On 14 January 2013, after French intervention in the conflict had commenced, the MNLA declared it would fight alongside the French and even the Malian government to "end terrorism in Azawad." At the same time, the MNLA warned the Malian forces not to enter territories it considered its own before an official autonomy agreement was signed. The spokesman also declared that the MNLA would be a more effective force than those of the neighboring West African nations "because of our knowledge of the ground and the populations."

===Return of Malian troops to Azawad===
Following the French intervention in Mali, Malian troops and the MNLA signed a peace agreement. This allowed for Malian troops to return to such cities as Kidal. There were still reports of conflict between those who supported the presence of the 200 Malian soldiers at a local barracks and those who supported the MNLA, who sought to keep Malian soldiers out. Kidal's Deputy Mayor Abda Ag Kazina said, "The Malian army arrived in Kidal. There were two demonstrations, one was to support the army and the other was to prevent the army from returning. There were shots fired in the air and the protesters dispersed."

On 28 November 2013, after a few hundred Tuareg protesters were violently confronted by Malian soldiers over the visit of Malian Prime Minister Oumar Tatam Ly to MNLA-controlled Kidal, one of the MNLA founders, Attaye Ag Mohamed, said: "The political and military wings of the Azawad declare the lifting of the ceasefire with the central government in Bamako. All our military positions are on alert."

==Organization==

===Leadership===
One of the founding leaders was said to be Moussa Ag Acharatoumane.

One of the officers he had met in Libya was Colonel Ag Mohamed Najem, who is said by the movement to be the head of its military wing. He is of Malian origin but resigned from the Libyan Army shortly after the uprising to join the Tuareg rebellion in Mali. Colonel Dilal Ag Alsherif is another military leader of the movement.
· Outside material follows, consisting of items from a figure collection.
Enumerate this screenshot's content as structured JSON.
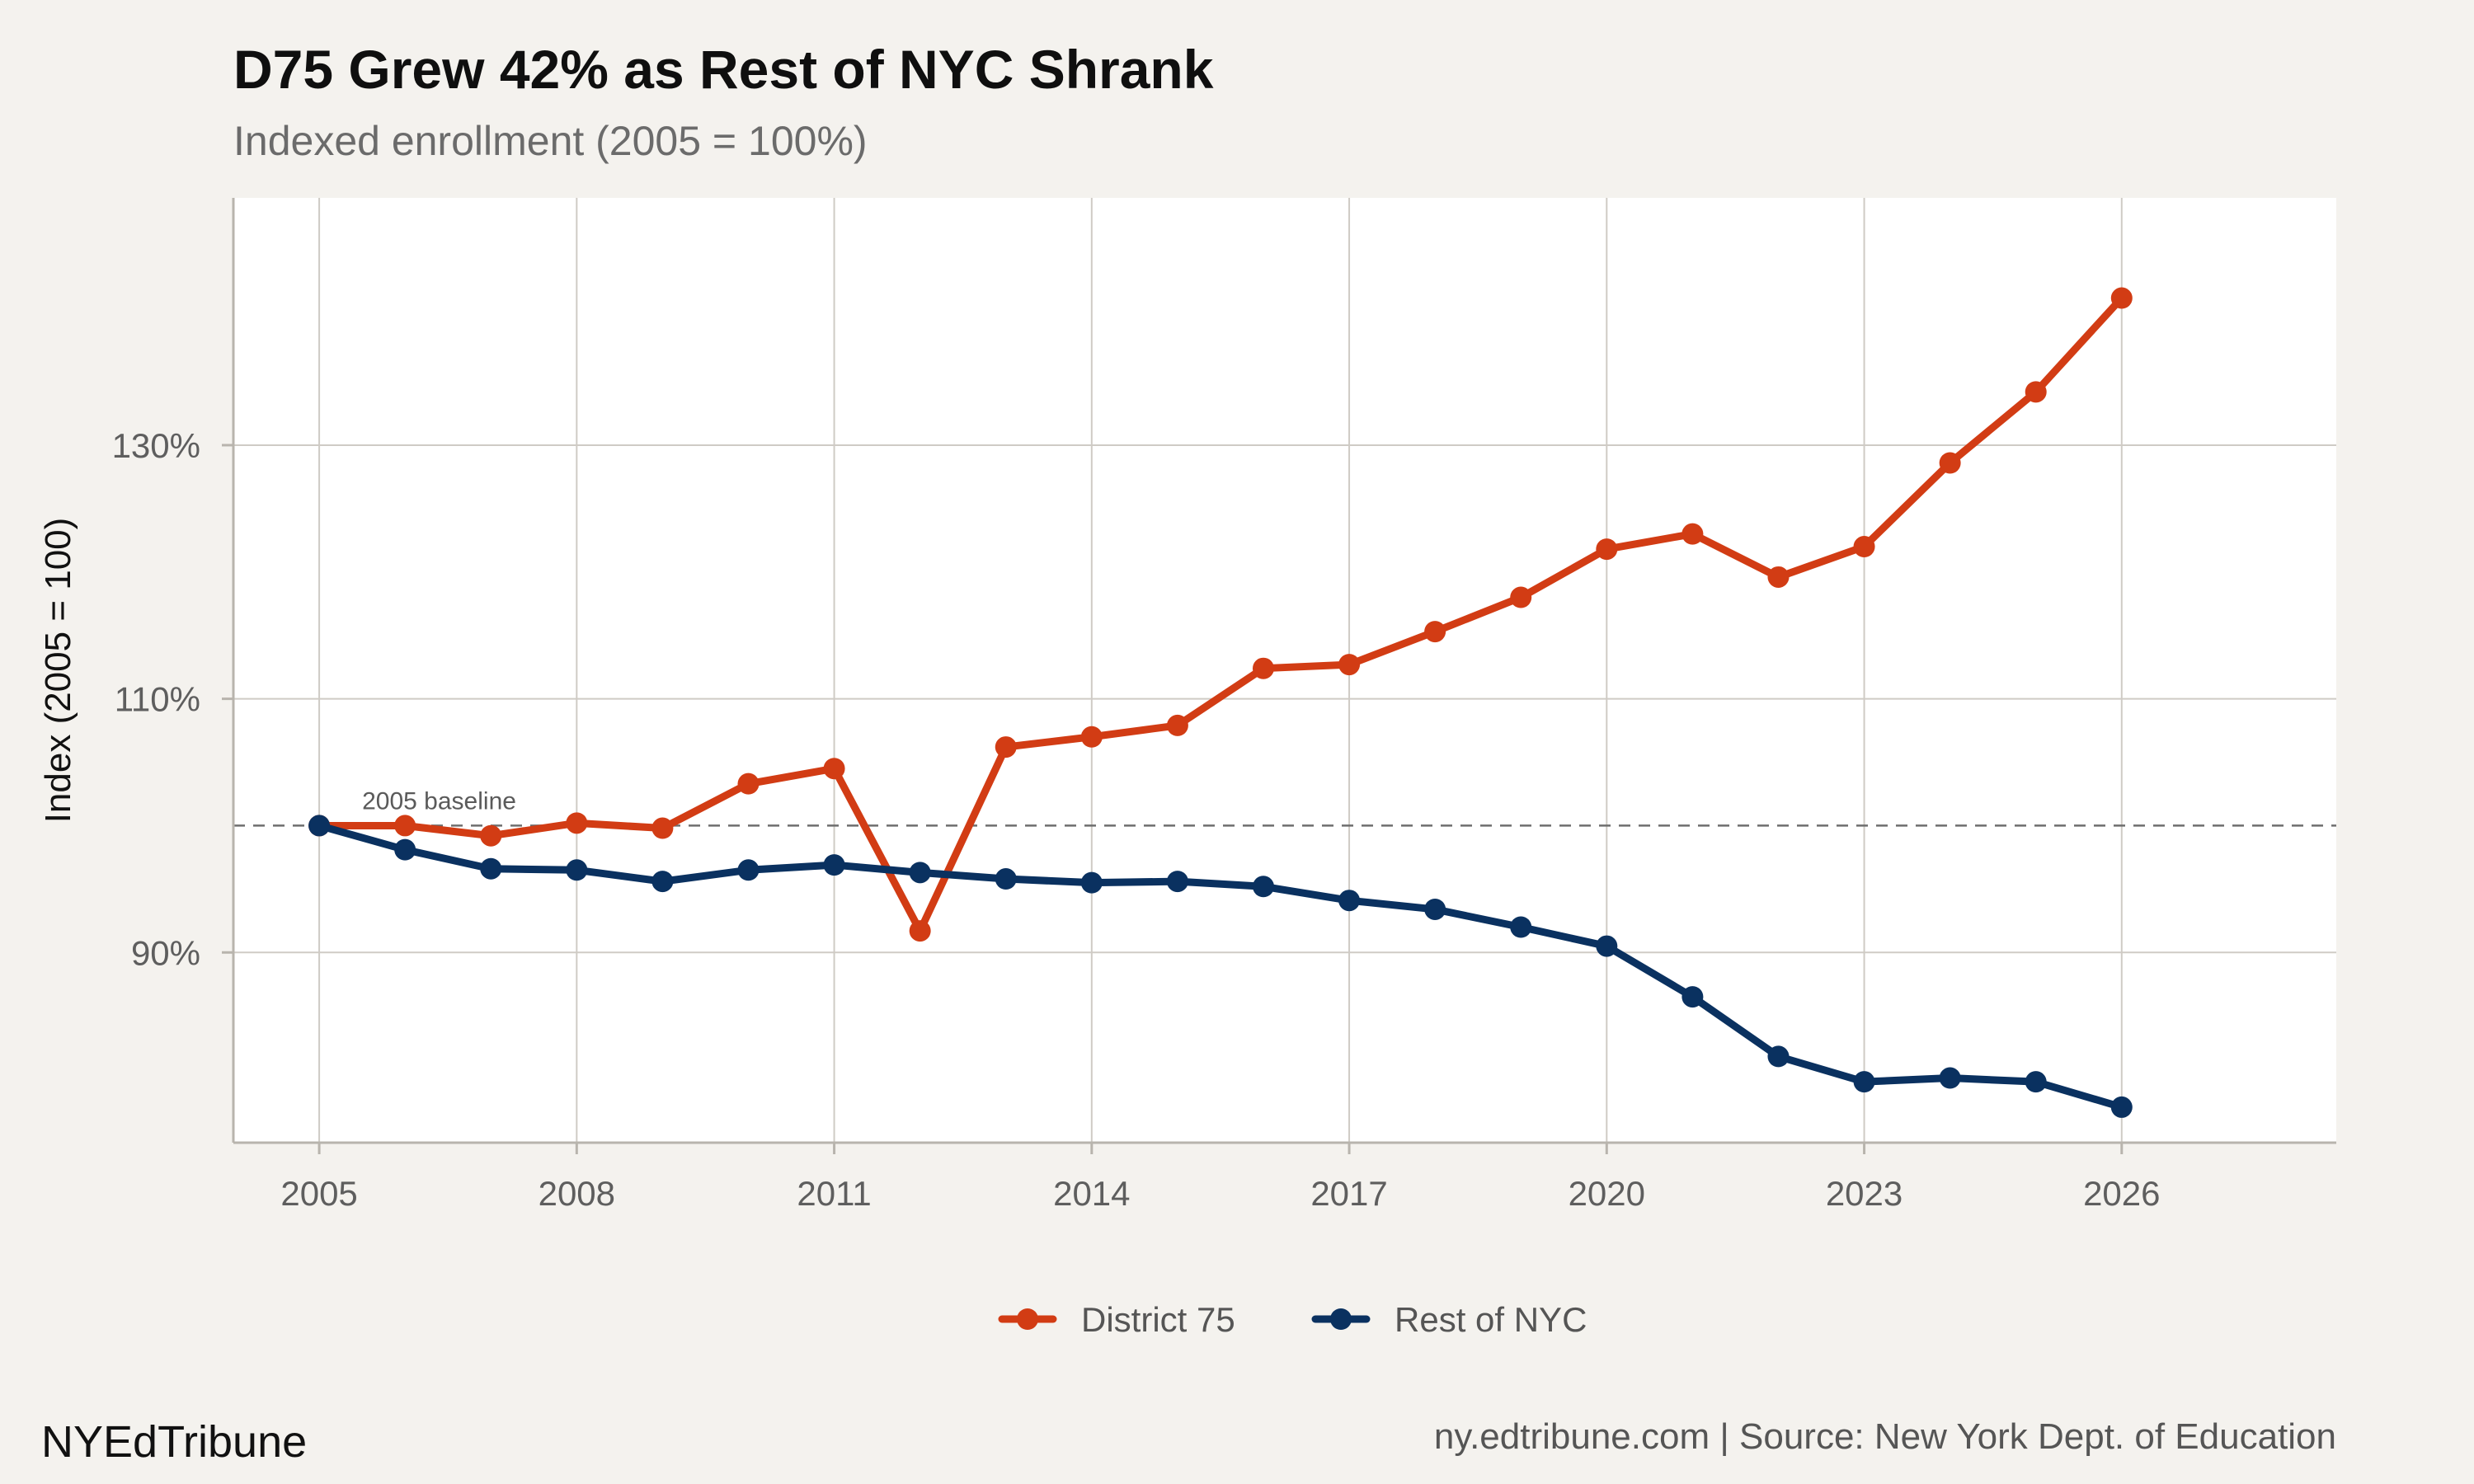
{
  "header": {
    "title": "D75 Grew 42% as Rest of NYC Shrank",
    "subtitle": "Indexed enrollment (2005 = 100%)"
  },
  "footer": {
    "brand": "NYEdTribune",
    "source": "ny.edtribune.com | Source: New York Dept. of Education"
  },
  "colors": {
    "district75": "#d23c14",
    "rest_of_nyc": "#0a3160",
    "panel": "#ffffff",
    "background": "#f4f2ee",
    "grid": "#cfcbc5",
    "baseline": "#6e6e6e"
  },
  "chart_data": {
    "type": "line",
    "title": "D75 Grew 42% as Rest of NYC Shrank",
    "subtitle": "Indexed enrollment (2005 = 100%)",
    "xlabel": "",
    "ylabel": "Index (2005 = 100)",
    "xlim": [
      2004,
      2028.5
    ],
    "ylim": [
      75,
      149.5
    ],
    "x_ticks": [
      2005,
      2008,
      2011,
      2014,
      2017,
      2020,
      2023,
      2026
    ],
    "x_tick_labels": [
      "2005",
      "2008",
      "2011",
      "2014",
      "2017",
      "2020",
      "2023",
      "2026"
    ],
    "y_ticks": [
      90,
      110,
      130
    ],
    "y_tick_labels": [
      "90%",
      "110%",
      "130%"
    ],
    "grid": true,
    "legend": "bottom",
    "x": [
      2005,
      2006,
      2007,
      2008,
      2009,
      2010,
      2011,
      2012,
      2013,
      2014,
      2015,
      2016,
      2017,
      2018,
      2019,
      2020,
      2021,
      2022,
      2023,
      2024,
      2025,
      2026
    ],
    "series": [
      {
        "name": "District 75",
        "color": "#d23c14",
        "values": [
          100.0,
          100.0,
          99.2,
          100.2,
          99.8,
          103.3,
          104.5,
          91.7,
          106.2,
          107.0,
          107.9,
          112.4,
          112.7,
          115.3,
          118.0,
          121.8,
          123.0,
          119.6,
          122.0,
          128.6,
          134.2,
          141.6
        ]
      },
      {
        "name": "Rest of NYC",
        "color": "#0a3160",
        "values": [
          100.0,
          98.1,
          96.6,
          96.5,
          95.6,
          96.5,
          96.9,
          96.3,
          95.8,
          95.5,
          95.6,
          95.2,
          94.1,
          93.4,
          92.0,
          90.5,
          86.5,
          81.8,
          79.8,
          80.1,
          79.8,
          77.8
        ]
      }
    ],
    "baseline": {
      "value": 100,
      "label": "2005 baseline"
    }
  }
}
There are said to be about 40 officers in the MNLA movement. There are also deserters from the Malian Army, including officers. Colonel Nagim was one of the officers who led the military charge that resulted in the adversary's defeat and eventual capture of the two cities. The General-Secretary of the movement is Bilal Ag Acherif. The spokesman for the MNLA's political wing is Hama Ag Mahmoud. Following the independence declaration, Mahmoud Ag Aghaly was appointed as the head of the interim Executive Committee of the MNLA that was said to govern "Azawad".

===Armed forces and equipment===
Following their victory over the Malian army, the MNLA established their main base at the airport of Gao where they had stocked 30 functional tanks and 10 being repaired. An unnamed commander of the MNLA said that at the beginning they were mainly armed from weapons brought by fighters returning from Libya, but that later of their equipment was seized from the Malian army.

==Split-off==
Ibrahim Ag Mohamed Assaleh, a former external relations representative of the MNLA, split off from the party in March 2014 and formed the Coalition for the People of Azawad. He was said to be frustrated at the "hardline" negotiations position Bilal Ag Acherif took when dealing with the Malian government.